Tirmidhi insiste sur l’amitié ( walaya) avec Dieu. En mettant l’ami de Dieu, le saint, au-dessus de tous, y compris les prophètes, Tirmidhi alarma les traditionnalistes.
Al Djunayd (mort en 911) voulut arriver au dépouillement complet du moi, à l’extinction de l’homme en Dieu, et il poussa à l’extrême l’ascèse physique et morale.
Vie et passion d’Al Halladj
Al Halladj est le plus connu des soufis de cette époque, par ses procès qui le conduisirent au supplice à Bagdad en 922 (connu aussi par la belle thèse que lui a consacré L. Massignon).

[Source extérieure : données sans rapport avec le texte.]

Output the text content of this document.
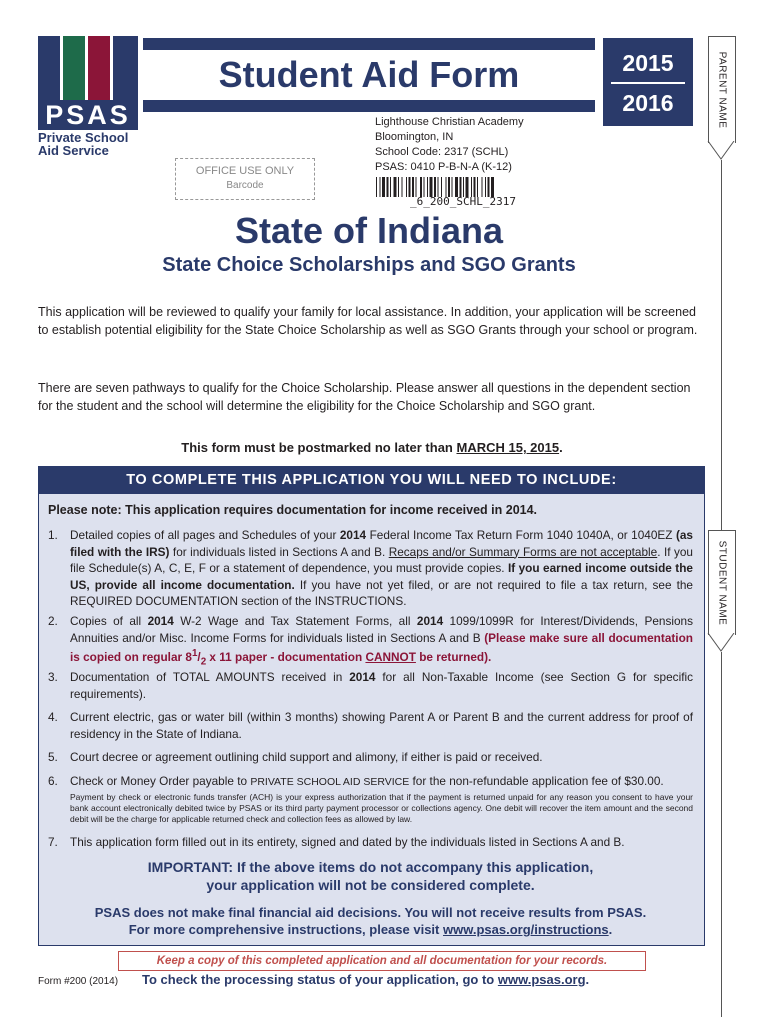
PSAS
Private School
Aid Service
Student Aid Form	2015
2016	PARENT NAME
STUDENT NAME
Lighthouse Christian Academy
Bloomington, IN
School Code: 2317 (SCHL)
PSAS: 0410 P-B-N-A (K-12)
OFFICE USE ONLY
Barcode
_6_200_SCHL_2317
State of Indiana
State Choice Scholarships and SGO Grants
This application will be reviewed to qualify your family for local assistance. In addition, your application will be screened to establish potential eligibility for the State Choice Scholarship as well as SGO Grants through your school or program.
There are seven pathways to qualify for the Choice Scholarship. Please answer all questions in the dependent section for the student and the school will determine the eligibility for the Choice Scholarship and SGO grant.
This form must be postmarked no later than MARCH 15, 2015.
TO COMPLETE THIS APPLICATION YOU WILL NEED TO INCLUDE:
Please note: This application requires documentation for income received in 2014.
1.	Detailed copies of all pages and Schedules of your 2014 Federal Income Tax Return Form 1040 1040A, or 1040EZ (as filed with the IRS) for individuals listed in Sections A and B. Recaps and/or Summary Forms are not acceptable. If you file Schedule(s) A, C, E, F or a statement of dependence, you must provide copies. If you earned income outside the US, provide all income documentation. If you have not yet filed, or are not required to file a tax return, see the REQUIRED DOCUMENTATION section of the INSTRUCTIONS.
2.	Copies of all 2014 W-2 Wage and Tax Statement Forms, all 2014 1099/1099R for Interest/Dividends, Pensions Annuities and/or Misc. Income Forms for individuals listed in Sections A and B (Please make sure all documentation is copied on regular $8^1/_2$ x 11 paper - documentation CANNOT be returned).
3.	Documentation of TOTAL AMOUNTS received in 2014 for all Non-Taxable Income (see Section G for specific requirements).
4.	Current electric, gas or water bill (within 3 months) showing Parent A or Parent B and the current address for proof of residency in the State of Indiana.
5.	Court decree or agreement outlining child support and alimony, if either is paid or received.
6.	Check or Money Order payable to PRIVATE SCHOOL AID SERVICE for the non-refundable application fee of $30.00.
Payment by check or electronic funds transfer (ACH) is your express authorization that if the payment is returned unpaid for any reason you consent to have your bank account electronically debited twice by PSAS or its third party payment processor or collections agency. One debit will recover the item amount and the second debit will be the charge for applicable returned check and collection fees as allowed by law.
7.	This application form filled out in its entirety, signed and dated by the individuals listed in Sections A and B.
IMPORTANT: If the above items do not accompany this application,
your application will not be considered complete.
PSAS does not make final financial aid decisions. You will not receive results from PSAS.
For more comprehensive instructions, please visit www.psas.org/instructions.
Keep a copy of this completed application and all documentation for your records.
Form #200 (2014) To check the processing status of your application, go to www.psas.org.
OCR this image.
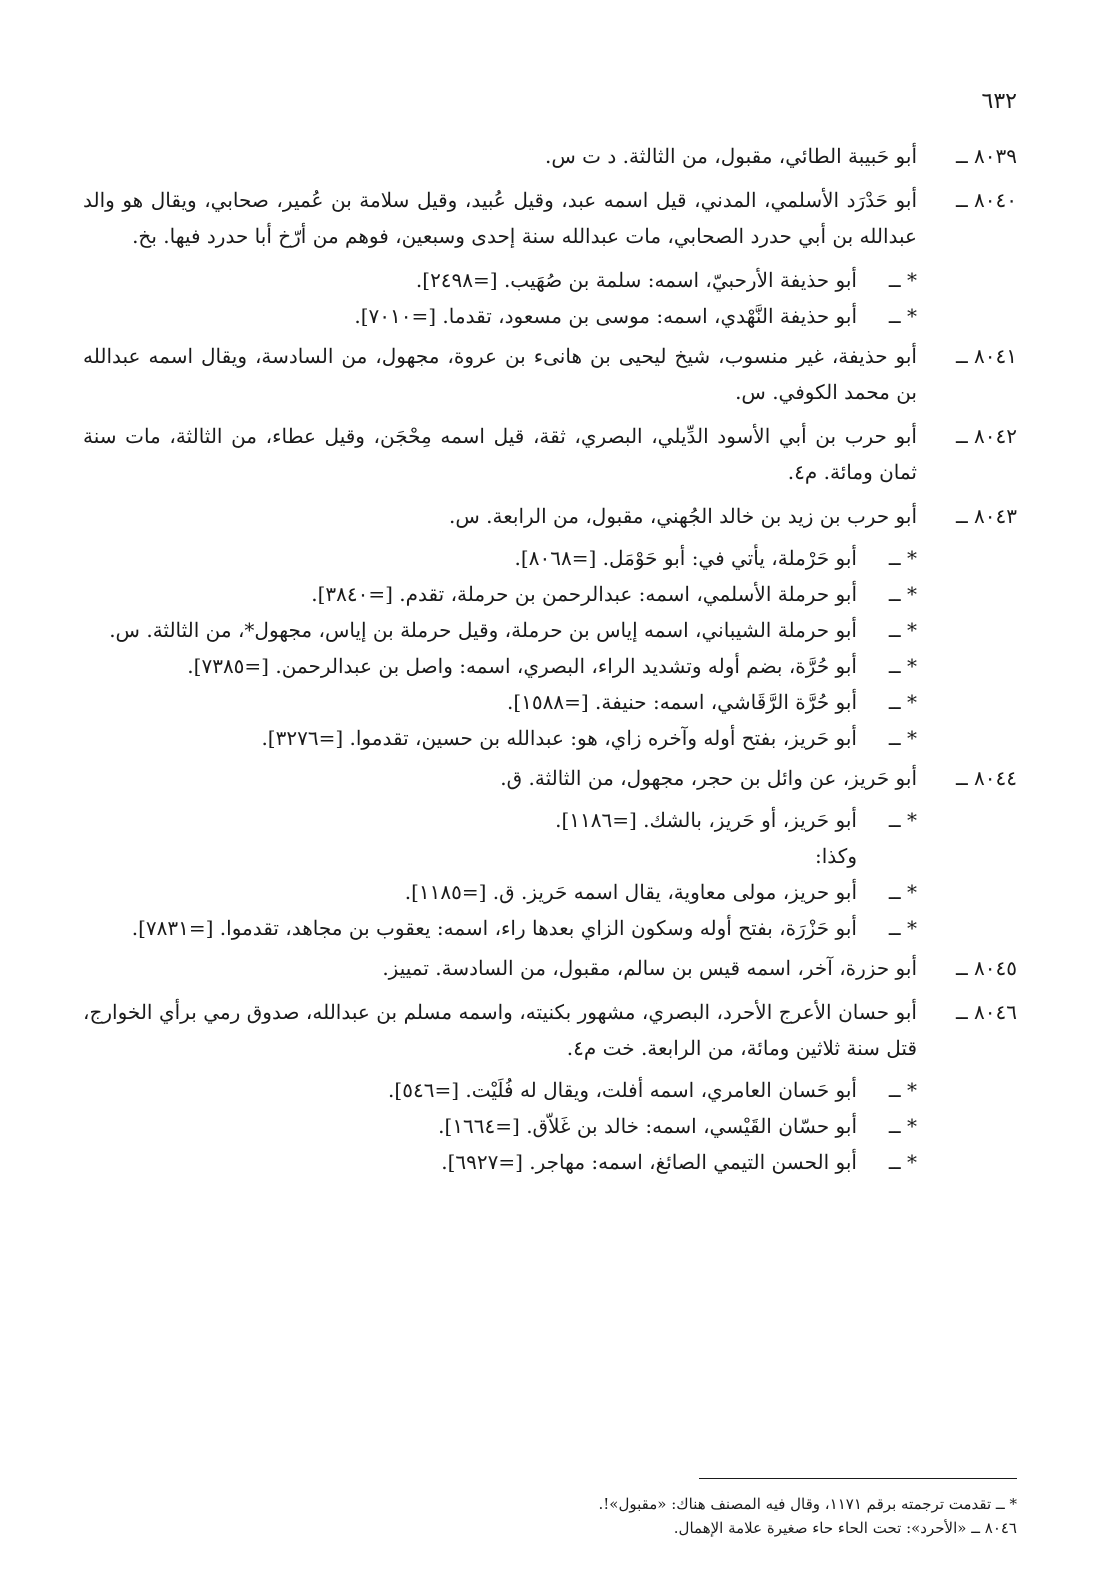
٦٣٢
٨٠٣٩ ــ
أبو حَبيبة الطائي، مقبول، من الثالثة. د ت س.
٨٠٤٠ ــ
أبو حَدْرَد الأسلمي، المدني، قيل اسمه عبد، وقيل عُبيد، وقيل سلامة بن عُمير، صحابي، ويقال هو والد عبدالله بن أبي حدرد الصحابي، مات عبدالله سنة إحدى وسبعين، فوهم من أرّخ أبا حدرد فيها. بخ.
* ــ
أبو حذيفة الأرحبيّ، اسمه: سلمة بن صُهَيب. [=٢٤٩٨].
* ــ
أبو حذيفة النَّهْدي، اسمه: موسى بن مسعود، تقدما. [=٧٠١٠].
٨٠٤١ ــ
أبو حذيفة، غير منسوب، شيخ ليحيى بن هانىء بن عروة، مجهول، من السادسة، ويقال اسمه عبدالله بن محمد الكوفي. س.
٨٠٤٢ ــ
أبو حرب بن أبي الأسود الدِّيلي، البصري، ثقة، قيل اسمه مِحْجَن، وقيل عطاء، من الثالثة، مات سنة ثمان ومائة. م٤.
٨٠٤٣ ــ
أبو حرب بن زيد بن خالد الجُهني، مقبول، من الرابعة. س.
* ــ
أبو حَرْملة، يأتي في: أبو حَوْمَل. [=٨٠٦٨].
* ــ
أبو حرملة الأسلمي، اسمه: عبدالرحمن بن حرملة، تقدم. [=٣٨٤٠].
* ــ
أبو حرملة الشيباني، اسمه إياس بن حرملة، وقيل حرملة بن إياس، مجهول*، من الثالثة. س.
* ــ
أبو حُرَّة، بضم أوله وتشديد الراء، البصري، اسمه: واصل بن عبدالرحمن. [=٧٣٨٥].
* ــ
أبو حُرَّة الرَّقَاشي، اسمه: حنيفة. [=١٥٨٨].
* ــ
أبو حَريز، بفتح أوله وآخره زاي، هو: عبدالله بن حسين، تقدموا. [=٣٢٧٦].
٨٠٤٤ ــ
أبو حَريز، عن وائل بن حجر، مجهول، من الثالثة. ق.
* ــ
أبو حَريز، أو حَريز، بالشك. [=١١٨٦].
وكذا:
* ــ
أبو حريز، مولى معاوية، يقال اسمه حَريز. ق. [=١١٨٥].
* ــ
أبو حَزْرَة، بفتح أوله وسكون الزاي بعدها راء، اسمه: يعقوب بن مجاهد، تقدموا. [=٧٨٣١].
٨٠٤٥ ــ
أبو حزرة، آخر، اسمه قيس بن سالم، مقبول، من السادسة. تمييز.
٨٠٤٦ ــ
أبو حسان الأعرج الأحرد، البصري، مشهور بكنيته، واسمه مسلم بن عبدالله، صدوق رمي برأي الخوارج، قتل سنة ثلاثين ومائة، من الرابعة. خت م٤.
* ــ
أبو حَسان العامري، اسمه أفلت، ويقال له فُلَيْت. [=٥٤٦].
* ــ
أبو حسّان القَيْسي، اسمه: خالد بن غَلاّق. [=١٦٦٤].
* ــ
أبو الحسن التيمي الصائغ، اسمه: مهاجر. [=٦٩٢٧].
* ــ تقدمت ترجمته برقم ١١٧١، وقال فيه المصنف هناك: «مقبول»!.
٨٠٤٦ ــ «الأحرد»: تحت الحاء حاء صغيرة علامة الإهمال.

Il parcourut le monde musulman en prêchant partout, voulut convertir les Hindous et les Turcs, et fréquenta des hommes de toutes tendances religieuses, ce qui lui valut à maintes reprises d’être accusé d’hérésie. Il franchit les limites permises par l’orthodoxie et alla jusqu’à proclamer sa fusion avec Dieu : « Je suis celui que j’aime et celui que j’aime est moi, nous sommes deux esprits demeurant dans un seul corps ; si tu me vois, tu le vois ; si tu le vois, tu nous vois tous les deux » ; ou bien encore : « Si vous ne reconnaissez pas Dieu, reconnaissez au moins ce signe. Je suis ce signe. Je suis la vérité créatrice, parce que par la vérité, je suis une vérité éternellement. » Sous l’accusation de prétendre à la divinité, il fut arrêté et emprisonné au palais califal où il eut encore l’audace de plaire au calife et à sa mère. Enfin, ayant déclaré : « Ce qui compte, c’est de tourner sept fois autour de la Kaaba de son cœur », formule par laquelle il semblait se moquer de l’obligation du pèlerinage à un moment où les qarmates en coupaient la route, il fut accusé d’être un propagandiste qarmate et il fut pendu.
Les juristes, défenseurs d’une communauté fondée sur la loi, ne pouvaient accepter qu’on place l’expérience personnelle au-dessus d’elle et qu’on dédaigne les rites de la religion. Les soufis représentaient aussi un danger social et politique, car ils méprisaient les honneurs et fustigeaient le luxe et l’immoralité. Ils vivaient en outre au milieu du petit peuple déshérité et exerçaient une profonde influence sur lui.
La réconciliation du soufisme et de l’orthodoxie
Le grand théologien Al Ghazali (1058-1111) estima que le raisonnement et la pratique des rites ne suffisaient pas, et que l’essentiel était plutôt « le culte divin du cœur, une prière intérieure, le moyen intérieur que possède la conscience humaine pour s’approcher de Dieu ». Il adopta le soufisme sans cependant rejeter le droit (il appartenait à l’école shafiite) qu’il enseignait à la medersa Nizamiya de Bagdad ainsi que la théologie. En insistant sur l’obligation des pratiques rituelles et en estimant que la connaissance théologique devait être complétée par l’amour de Dieu, il réconcilie solidement soufisme et orthodoxie. Plus tard, apparaîtront les grandes confréries et le culte des saints.